Are there any other similar products out there? Anyone know what goes into Lucas Oil Stabilizer? What about mixing a product like Clevite Cam Guard or another assembly lubricant specified for camshaft break-in with the oil?
 
sgtpeeper said:
Folks keep mentioning GM EOS has been discontinued, but you can still get AC Delco EOS, which from everything I've read is the same stuff as the GM. It's not cheap, though. You'd be better off buying the older oil.

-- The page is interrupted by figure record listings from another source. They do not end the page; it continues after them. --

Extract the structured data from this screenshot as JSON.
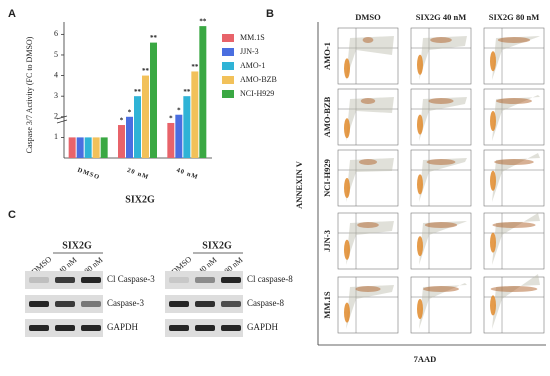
{
  "panel_labels": [
    "A",
    "B",
    "C"
  ],
  "chart_data": {
    "type": "bar",
    "y_label": "Caspase 3/7 Activity (FC to DMSO)",
    "x_label": "SIX2G",
    "categories": [
      "DMSO",
      "20 nM",
      "40 nM"
    ],
    "series": [
      {
        "name": "MM.1S",
        "color": "#e8636a",
        "values": [
          1,
          1.6,
          1.7
        ],
        "stars": [
          null,
          "*",
          "*"
        ]
      },
      {
        "name": "JJN-3",
        "color": "#4a6ee0",
        "values": [
          1,
          2.0,
          2.1
        ],
        "stars": [
          null,
          "*",
          "*"
        ]
      },
      {
        "name": "AMO-1",
        "color": "#2fb3d6",
        "values": [
          1,
          3.0,
          3.0
        ],
        "stars": [
          null,
          "**",
          "**"
        ]
      },
      {
        "name": "AMO-BZB",
        "color": "#f2c15a",
        "values": [
          1,
          4.0,
          4.2
        ],
        "stars": [
          null,
          "**",
          "**"
        ]
      },
      {
        "name": "NCI-H929",
        "color": "#3aa843",
        "values": [
          1,
          5.6,
          6.4
        ],
        "stars": [
          null,
          "**",
          "**"
        ]
      }
    ],
    "ylim": [
      0,
      6.6
    ],
    "yticks": [
      1,
      2,
      3,
      4,
      5,
      6
    ]
  },
  "flow": {
    "y_label": "ANNEXIN V",
    "x_label": "7AAD",
    "columns": [
      "DMSO",
      "SIX2G 40 nM",
      "SIX2G 80 nM"
    ],
    "rows": [
      "AMO-1",
      "AMO-BZB",
      "NCI-H929",
      "JJN-3",
      "MM.1S"
    ]
  },
  "western": [
    {
      "treatment": "SIX2G",
      "lanes": [
        "DMSO",
        "40 nM",
        "80 nM"
      ],
      "proteins": [
        "Cl Caspase-3",
        "Caspase-3",
        "GAPDH"
      ]
    },
    {
      "treatment": "SIX2G",
      "lanes": [
        "DMSO",
        "40 nM",
        "80 nM"
      ],
      "proteins": [
        "Cl caspase-8",
        "Caspase-8",
        "GAPDH"
      ]
    }
  ]
}
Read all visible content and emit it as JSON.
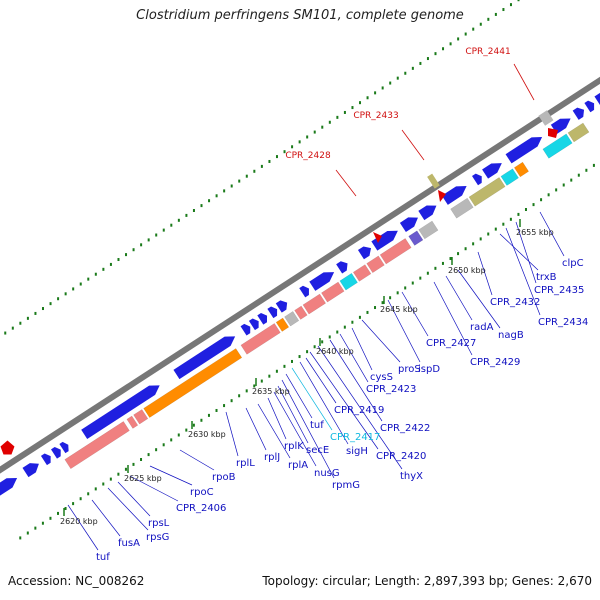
{
  "title": "Clostridium perfringens SM101, complete genome",
  "footer": {
    "accession": "Accession: NC_008262",
    "summary": "Topology: circular; Length: 2,897,393 bp; Genes: 2,670"
  },
  "colors": {
    "backbone": "#777777",
    "cds_forward": "#1f1fe0",
    "rrna": "#f08080",
    "trna": "#ff8c00",
    "misc_feature": "#bdb76b",
    "gray_feature": "#b8b8b8",
    "cyan_feature": "#17d6e6",
    "purple_feature": "#6a5acd",
    "highlight": "#e00000",
    "label_blue": "#1010c0",
    "label_cyan": "#10b8e0",
    "label_red": "#d01010",
    "tick_green": "#1a7a1a"
  },
  "ticks": [
    "2620 kbp",
    "2625 kbp",
    "2630 kbp",
    "2635 kbp",
    "2640 kbp",
    "2645 kbp",
    "2650 kbp",
    "2655 kbp"
  ],
  "gene_labels": [
    {
      "text": "tuf",
      "color": "blue"
    },
    {
      "text": "fusA",
      "color": "blue"
    },
    {
      "text": "rpsG",
      "color": "blue"
    },
    {
      "text": "rpsL",
      "color": "blue"
    },
    {
      "text": "CPR_2406",
      "color": "blue"
    },
    {
      "text": "rpoC",
      "color": "blue"
    },
    {
      "text": "rpoB",
      "color": "blue"
    },
    {
      "text": "rplL",
      "color": "blue"
    },
    {
      "text": "rplJ",
      "color": "blue"
    },
    {
      "text": "rplA",
      "color": "blue"
    },
    {
      "text": "rplK",
      "color": "blue"
    },
    {
      "text": "nusG",
      "color": "blue"
    },
    {
      "text": "secE",
      "color": "blue"
    },
    {
      "text": "rpmG",
      "color": "blue"
    },
    {
      "text": "tuf",
      "color": "blue"
    },
    {
      "text": "CPR_2417",
      "color": "cyan"
    },
    {
      "text": "sigH",
      "color": "blue"
    },
    {
      "text": "CPR_2419",
      "color": "blue"
    },
    {
      "text": "CPR_2420",
      "color": "blue"
    },
    {
      "text": "thyX",
      "color": "blue"
    },
    {
      "text": "CPR_2422",
      "color": "blue"
    },
    {
      "text": "CPR_2423",
      "color": "blue"
    },
    {
      "text": "cysS",
      "color": "blue"
    },
    {
      "text": "proS",
      "color": "blue"
    },
    {
      "text": "ispD",
      "color": "blue"
    },
    {
      "text": "CPR_2427",
      "color": "blue"
    },
    {
      "text": "CPR_2429",
      "color": "blue"
    },
    {
      "text": "radA",
      "color": "blue"
    },
    {
      "text": "nagB",
      "color": "blue"
    },
    {
      "text": "CPR_2432",
      "color": "blue"
    },
    {
      "text": "trxB",
      "color": "blue"
    },
    {
      "text": "CPR_2434",
      "color": "blue"
    },
    {
      "text": "CPR_2435",
      "color": "blue"
    },
    {
      "text": "clpC",
      "color": "blue"
    }
  ],
  "highlight_labels": [
    "CPR_2428",
    "CPR_2433",
    "CPR_2441"
  ]
}
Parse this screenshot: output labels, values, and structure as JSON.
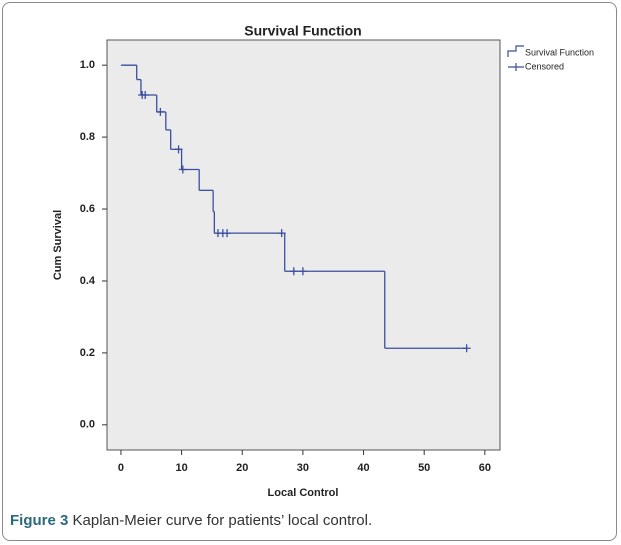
{
  "chart_data": {
    "type": "step",
    "title": "Survival Function",
    "x_label": "Local Control",
    "y_label": "Cum Survival",
    "xlim": [
      -2.3,
      62.5
    ],
    "ylim": [
      -0.07,
      1.07
    ],
    "xticks": [
      0,
      10,
      20,
      30,
      40,
      50,
      60
    ],
    "yticks": [
      {
        "value": 0,
        "label": "0.0"
      },
      {
        "value": 0.2,
        "label": "0.2"
      },
      {
        "value": 0.4,
        "label": "0.4"
      },
      {
        "value": 0.6,
        "label": "0.6"
      },
      {
        "value": 0.8,
        "label": "0.8"
      },
      {
        "value": 1,
        "label": "1.0"
      }
    ],
    "legend_position": "outside-right",
    "series": [
      {
        "name": "Survival Function",
        "color": "#3b4ea0",
        "x": [
          0,
          2.6,
          3.3,
          5.9,
          7.4,
          8.2,
          10,
          12.9,
          15.2,
          15.4,
          27,
          43.5,
          57
        ],
        "values": [
          1.0,
          0.96,
          0.917,
          0.87,
          0.82,
          0.766,
          0.71,
          0.652,
          0.593,
          0.533,
          0.427,
          0.213,
          0.213
        ]
      },
      {
        "name": "Censored",
        "color": "#3b4ea0",
        "x": [
          3.5,
          4,
          6.5,
          9.5,
          10.2,
          16,
          16.8,
          17.5,
          26.5,
          28.5,
          30,
          57
        ],
        "values": [
          0.917,
          0.917,
          0.87,
          0.766,
          0.71,
          0.533,
          0.533,
          0.533,
          0.533,
          0.427,
          0.427,
          0.213
        ]
      }
    ]
  },
  "caption": {
    "label": "Figure 3",
    "text": "Kaplan-Meier curve for patients’ local control."
  }
}
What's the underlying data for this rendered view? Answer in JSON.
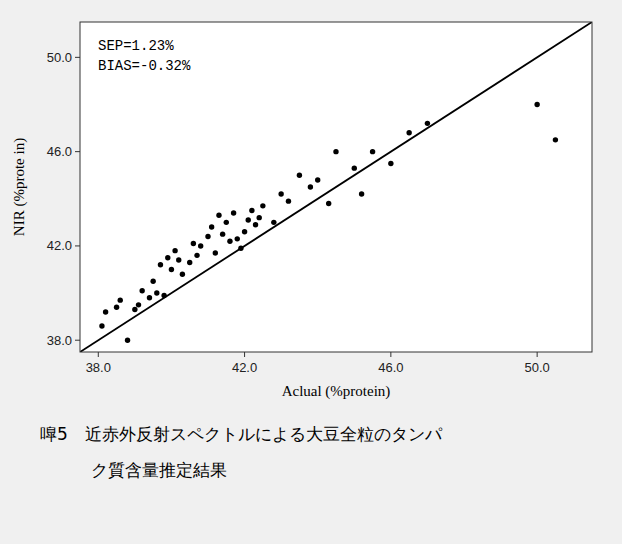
{
  "chart_data": {
    "type": "scatter",
    "xlabel": "Aclual (%protein)",
    "ylabel": "NIR (%prote in)",
    "annotations": [
      "SEP=1.23%",
      "BIAS=-0.32%"
    ],
    "caption": [
      "嘷5　近赤外反射スペクトルによる大豆全粒のタンパ",
      "　　　ク質含量推定結果"
    ],
    "series": [
      {
        "type": "scatter",
        "color": "#000000",
        "marker": "circle",
        "x": [
          38.1,
          38.2,
          38.5,
          38.6,
          38.8,
          39.0,
          39.1,
          39.2,
          39.4,
          39.5,
          39.6,
          39.7,
          39.8,
          39.9,
          40.0,
          40.1,
          40.2,
          40.3,
          40.5,
          40.6,
          40.7,
          40.8,
          41.0,
          41.1,
          41.2,
          41.3,
          41.4,
          41.5,
          41.6,
          41.7,
          41.8,
          41.9,
          42.0,
          42.1,
          42.2,
          42.3,
          42.4,
          42.5,
          42.8,
          43.0,
          43.2,
          43.5,
          43.8,
          44.0,
          44.3,
          44.5,
          45.0,
          45.2,
          45.5,
          46.0,
          46.5,
          47.0,
          50.0,
          50.5
        ],
        "values": [
          38.6,
          39.2,
          39.4,
          39.7,
          38.0,
          39.3,
          39.5,
          40.1,
          39.8,
          40.5,
          40.0,
          41.2,
          39.9,
          41.5,
          41.0,
          41.8,
          41.4,
          40.8,
          41.3,
          42.1,
          41.6,
          42.0,
          42.4,
          42.8,
          41.7,
          43.3,
          42.5,
          43.0,
          42.2,
          43.4,
          42.3,
          41.9,
          42.6,
          43.1,
          43.5,
          42.9,
          43.2,
          43.7,
          43.0,
          44.2,
          43.9,
          45.0,
          44.5,
          44.8,
          43.8,
          46.0,
          45.3,
          44.2,
          46.0,
          45.5,
          46.8,
          47.2,
          48.0,
          46.5
        ]
      },
      {
        "type": "line",
        "color": "#000000",
        "line_style": "solid",
        "x": [
          37.5,
          51.5
        ],
        "values": [
          37.5,
          51.5
        ]
      }
    ],
    "xlim": [
      37.5,
      51.5
    ],
    "ylim": [
      37.5,
      51.5
    ],
    "xticks": [
      {
        "value": 38.0,
        "label": "38.0"
      },
      {
        "value": 42.0,
        "label": "42.0"
      },
      {
        "value": 46.0,
        "label": "46.0"
      },
      {
        "value": 50.0,
        "label": "50.0"
      }
    ],
    "yticks": [
      {
        "value": 38.0,
        "label": "38.0"
      },
      {
        "value": 42.0,
        "label": "42.0"
      },
      {
        "value": 46.0,
        "label": "46.0"
      },
      {
        "value": 50.0,
        "label": "50.0"
      }
    ],
    "grid": false
  }
}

I looked at the AC Delco additive, but could not find clear evidence that it still contains ZDDP, nor how much it contains. Perhaps one of you brave, board souls can call or email them and get some solid data from them?

cygnus58,

Some places still have old inventory laying around, so look for the absence of the SM label, and presence of CI-4 and or SF on API symbol on the back. If it has SM anywhere on it it is the newer, unknown stuff with less ZDDP. IF it does not have SM or CJ-4 on the label and it does have CI-4 and or SL on the label, it is at least what we were getting the last few years, marginal ZDDP for SL label, excellent for the CI-4 label.

Never mind what brand what it is, except maybe avoid Penzoil still, and make sure to get the kind of oil you want, i.e. synthetic or Dyno oil, in the viscosity you normally use.

Lucas does not have any ZDDP in it. See the original link test data, Lucas was listed there, tested zero for ZDDP.